Personal information
- Nationality: Greek
- Born: 3 April 1945
- Died: 10 August 2021 (aged 76)

Sport
- Sport: Track and field
- Event: 400 metres hurdles

Medal record
Men's athletics
Representing Greece
Balkan Championships
| Bronze medal – third place | 1968 Piraeus | 400 m hurdles |
| Silver medal – second place | 1971 Zagreb | 400 m hurdles |
| Silver medal – second place | 1971 Zagreb | 4 × 400 m relay |
| Bronze medal – third place | 1972 İzmir | 400 m hurdles |

= Georgios Birmbilis =

Greek hurdler

Georgios Birmbilis (Γεώργιος Μπιρμπιλής; 3 April 1945 – 10 August 2021) was a Greek hurdler. He was a three-time Greek Athletics Championships winner and won medals at the Balkan Athletics Championships. He also competed in the men's 400 metres hurdles at the 1968 Summer Olympics.

==Career==
In August 1968, Birmbilis won his first Greek Athletics Championships titles in both the 400 m hurdles and the 110 m hurdles. In September, he won the 400 m hurdles bronze medal at the Balkan Athletics Championships. Later that year in October, he placed 8th in his Olympic 400 m hurdles heat in 52.62 seconds.

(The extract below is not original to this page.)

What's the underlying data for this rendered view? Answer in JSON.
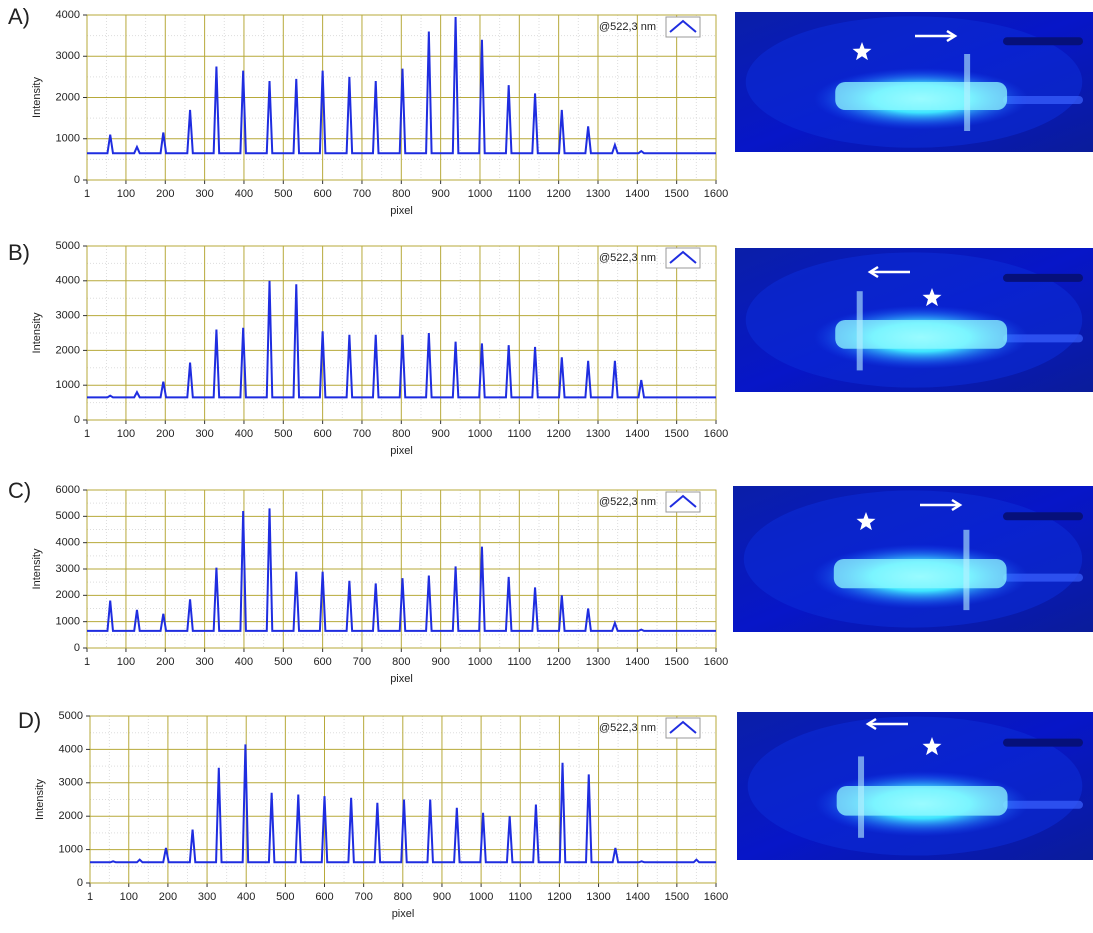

He won the 1500 metres at the Greek Athletics Championships the following year, running 3:47.4. At the 1970 World University Games, Birmbilis placed 5th in his 400 m hurdles semi-final.

Birmbilis won silver medals in both the 400 m hurdles and the 4 × 400 m relay at the 1971 Balkan Athletics Championships in Zagreb. He also set his 400 m hurdles personal best that year of 51.1 seconds. Birmbilis qualified for the finals of the 1971 Mediterranean Games 400 m hurdles, where he finished 6th.

He won another bronze medal at the 1972 Balkan Championships, running 51.7 seconds in the 400 m hurdles.

==Personal life==
Birmbilis competed representing the Panellinios G.S. club. He died on 10 August 2021.